Sometimes I forget that Cambridge is also a place unto itself. With secrets, with a taproot of history. Maybe this is a product of newness and change, but some days, walking home at night along unfamiliar roads, I feel like a stranger again here.

A few weeks ago I got a haircut. I told the hairdresser that I actually lived just by the borderline, where Cambridge runs into Somerville.

“I grew up in Somerville,” she said. “I loved it there.”

“I love it too,” I said, but she shook her head and said: “It’s changed so much, it’s barely recognizable anymore.”

Afterwards I felt guilty, as if I were just pretending to know where I was. It’s been many years since that summer after high school — since then I have rarely felt as I did then, adrift in every direction, and I did not feel that now.

Still, after I spoke to the hairdresser, the next days had something of the same flavor: as if I were missing something I wasn’t sure how to look for, here without being here.

One day I woke up with the conviction that I needed to start by returning to tall places. There was nothing to do, then, but go and find them.

I went to a hill.

As tall places go, it was a really excellent one. The peak of Mt. Auburn is at the center of cemetery, which is not actually morbid, but instead strangely serene. Up top there is a stone tower with a parapet and a spiraling staircase; from its ledge you can see the river and the outlines of Boston and Cambridge, all those spires and skyscrapers and homes. I had meant to go for weeks, but then the weather turned cold, and I took classes with deadlines, and started research with deadlines, and eventually I wasn’t sure I would go until I did.

What can I say? It was nice, I had known it would be nice. On the day that I went, there was a pair of women taking photographs, and a couple holding each other, and a boy with a backpack hanging onto the rail while his father listed off names of distant buildings, some of which I didn’t know. As I looked out I felt a shock of nostalgia, and then a little disingenuous — I had come partly because I wanted to write this story, and was already shaping an outline of what I would say.

While I stood I tried to write down the importance of tall places and came up with 20 things that had all been said before. The clarity of your own smallness; the way that over any balcony, the world feels both more distant and more present, immense and startlingly here.
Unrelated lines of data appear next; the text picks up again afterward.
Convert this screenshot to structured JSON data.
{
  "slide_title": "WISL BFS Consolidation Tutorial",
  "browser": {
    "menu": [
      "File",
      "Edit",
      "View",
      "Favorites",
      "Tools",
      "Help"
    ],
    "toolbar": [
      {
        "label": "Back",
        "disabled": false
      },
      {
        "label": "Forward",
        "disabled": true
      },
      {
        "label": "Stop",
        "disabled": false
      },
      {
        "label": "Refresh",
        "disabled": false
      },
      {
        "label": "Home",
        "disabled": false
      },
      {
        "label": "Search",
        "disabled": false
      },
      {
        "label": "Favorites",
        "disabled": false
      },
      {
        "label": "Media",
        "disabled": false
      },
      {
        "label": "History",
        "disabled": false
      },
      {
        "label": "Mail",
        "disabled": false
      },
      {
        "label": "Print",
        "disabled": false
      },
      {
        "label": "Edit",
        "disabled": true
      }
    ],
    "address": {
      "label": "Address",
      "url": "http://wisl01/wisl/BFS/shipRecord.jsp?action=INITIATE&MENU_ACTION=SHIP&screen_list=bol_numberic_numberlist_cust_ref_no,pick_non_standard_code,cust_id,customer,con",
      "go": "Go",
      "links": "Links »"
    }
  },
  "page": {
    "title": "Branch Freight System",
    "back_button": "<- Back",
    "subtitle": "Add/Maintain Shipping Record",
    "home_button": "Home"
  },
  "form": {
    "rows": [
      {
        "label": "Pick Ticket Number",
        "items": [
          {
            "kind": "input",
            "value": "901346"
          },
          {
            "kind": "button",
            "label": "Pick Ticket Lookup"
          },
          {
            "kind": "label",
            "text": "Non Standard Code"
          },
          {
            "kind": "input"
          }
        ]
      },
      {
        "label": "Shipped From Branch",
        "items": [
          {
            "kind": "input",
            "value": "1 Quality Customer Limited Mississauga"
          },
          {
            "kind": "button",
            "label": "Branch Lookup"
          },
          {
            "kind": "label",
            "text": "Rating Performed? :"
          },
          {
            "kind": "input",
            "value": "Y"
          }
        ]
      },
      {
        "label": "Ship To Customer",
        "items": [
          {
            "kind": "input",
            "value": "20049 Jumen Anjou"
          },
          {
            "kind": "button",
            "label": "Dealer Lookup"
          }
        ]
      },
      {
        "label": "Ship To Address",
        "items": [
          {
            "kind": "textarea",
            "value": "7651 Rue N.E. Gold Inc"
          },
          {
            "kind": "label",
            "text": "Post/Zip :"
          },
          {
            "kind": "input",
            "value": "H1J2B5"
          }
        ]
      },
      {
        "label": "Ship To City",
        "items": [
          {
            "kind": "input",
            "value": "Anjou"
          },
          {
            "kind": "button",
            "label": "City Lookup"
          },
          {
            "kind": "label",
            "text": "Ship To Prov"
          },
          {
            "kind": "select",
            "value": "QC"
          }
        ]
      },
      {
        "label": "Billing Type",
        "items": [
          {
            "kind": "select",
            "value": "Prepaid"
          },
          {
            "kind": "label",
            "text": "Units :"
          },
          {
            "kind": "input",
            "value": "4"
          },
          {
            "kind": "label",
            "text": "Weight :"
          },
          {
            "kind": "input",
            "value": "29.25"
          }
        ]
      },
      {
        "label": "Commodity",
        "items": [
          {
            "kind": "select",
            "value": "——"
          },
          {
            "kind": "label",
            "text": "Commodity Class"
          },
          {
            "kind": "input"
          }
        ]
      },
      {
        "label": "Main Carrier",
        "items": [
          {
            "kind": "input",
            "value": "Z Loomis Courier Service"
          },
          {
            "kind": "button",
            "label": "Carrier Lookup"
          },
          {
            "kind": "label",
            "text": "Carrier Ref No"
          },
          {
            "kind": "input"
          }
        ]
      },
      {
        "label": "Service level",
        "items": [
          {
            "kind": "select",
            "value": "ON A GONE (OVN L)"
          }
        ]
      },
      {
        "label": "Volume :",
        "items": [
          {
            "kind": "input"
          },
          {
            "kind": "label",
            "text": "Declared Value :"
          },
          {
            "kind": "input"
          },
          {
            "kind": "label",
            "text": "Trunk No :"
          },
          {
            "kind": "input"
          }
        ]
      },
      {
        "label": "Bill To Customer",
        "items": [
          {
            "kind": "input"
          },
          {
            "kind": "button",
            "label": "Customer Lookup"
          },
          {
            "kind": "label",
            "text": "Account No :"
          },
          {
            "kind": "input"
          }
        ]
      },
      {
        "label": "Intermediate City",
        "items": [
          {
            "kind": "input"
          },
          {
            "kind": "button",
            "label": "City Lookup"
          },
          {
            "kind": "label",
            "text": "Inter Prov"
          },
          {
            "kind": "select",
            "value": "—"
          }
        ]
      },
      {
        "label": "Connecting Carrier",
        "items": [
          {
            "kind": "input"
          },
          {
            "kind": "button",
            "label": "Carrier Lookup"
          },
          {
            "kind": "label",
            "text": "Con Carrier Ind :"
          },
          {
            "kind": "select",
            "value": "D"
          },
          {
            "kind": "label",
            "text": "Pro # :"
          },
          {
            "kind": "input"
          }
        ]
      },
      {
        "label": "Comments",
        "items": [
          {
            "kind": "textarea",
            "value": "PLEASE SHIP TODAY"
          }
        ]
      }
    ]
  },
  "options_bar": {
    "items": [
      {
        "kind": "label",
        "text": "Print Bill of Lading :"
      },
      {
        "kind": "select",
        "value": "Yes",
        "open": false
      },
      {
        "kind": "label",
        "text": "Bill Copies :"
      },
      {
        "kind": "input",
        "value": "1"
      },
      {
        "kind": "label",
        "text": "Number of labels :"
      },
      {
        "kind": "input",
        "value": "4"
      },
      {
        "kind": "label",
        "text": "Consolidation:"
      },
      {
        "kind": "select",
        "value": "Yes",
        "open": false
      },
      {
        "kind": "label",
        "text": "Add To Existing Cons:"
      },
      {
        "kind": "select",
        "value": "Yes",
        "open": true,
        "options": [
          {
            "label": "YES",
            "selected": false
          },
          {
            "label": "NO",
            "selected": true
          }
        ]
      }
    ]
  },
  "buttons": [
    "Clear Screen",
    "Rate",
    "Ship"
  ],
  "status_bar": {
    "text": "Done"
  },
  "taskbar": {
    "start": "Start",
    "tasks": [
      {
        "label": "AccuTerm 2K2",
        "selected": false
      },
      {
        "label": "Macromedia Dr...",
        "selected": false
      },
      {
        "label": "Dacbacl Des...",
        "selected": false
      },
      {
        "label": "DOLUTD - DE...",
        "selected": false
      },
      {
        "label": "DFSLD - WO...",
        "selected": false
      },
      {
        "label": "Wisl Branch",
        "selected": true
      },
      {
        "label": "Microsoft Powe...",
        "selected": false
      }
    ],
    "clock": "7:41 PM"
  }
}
Perspective, I thought stupidly. It felt so simple and literal and also, true.

In the months before coming to graduate school — when I was not sure, in fact, that I would come — I ate dinner with a group of prospective students and a professor who worked in computer vision. He was a smart and funny man, prone to saying smart and funny things.

“All of my students think they have great new ideas”, he told us, “But I always tell them the same thing — you have to start by going back to the pixels. How can you look for anything new before you know what you’re looking at at all?”

Much later, sometime around the first month of grad school, it finally occurred to me that he might have been talking about more than just pixels. Ah, I thought suddenly — I get it now! — and then promptly forgot it for weeks. Sometimes I suspect I’ve been forgetting and rediscovering this my whole life, that each time I can only hope to remember it again: how lovely it is to come back to a high up place, how lovely and necessary, looking out at all the familiar and unfamiliar terrain ahead.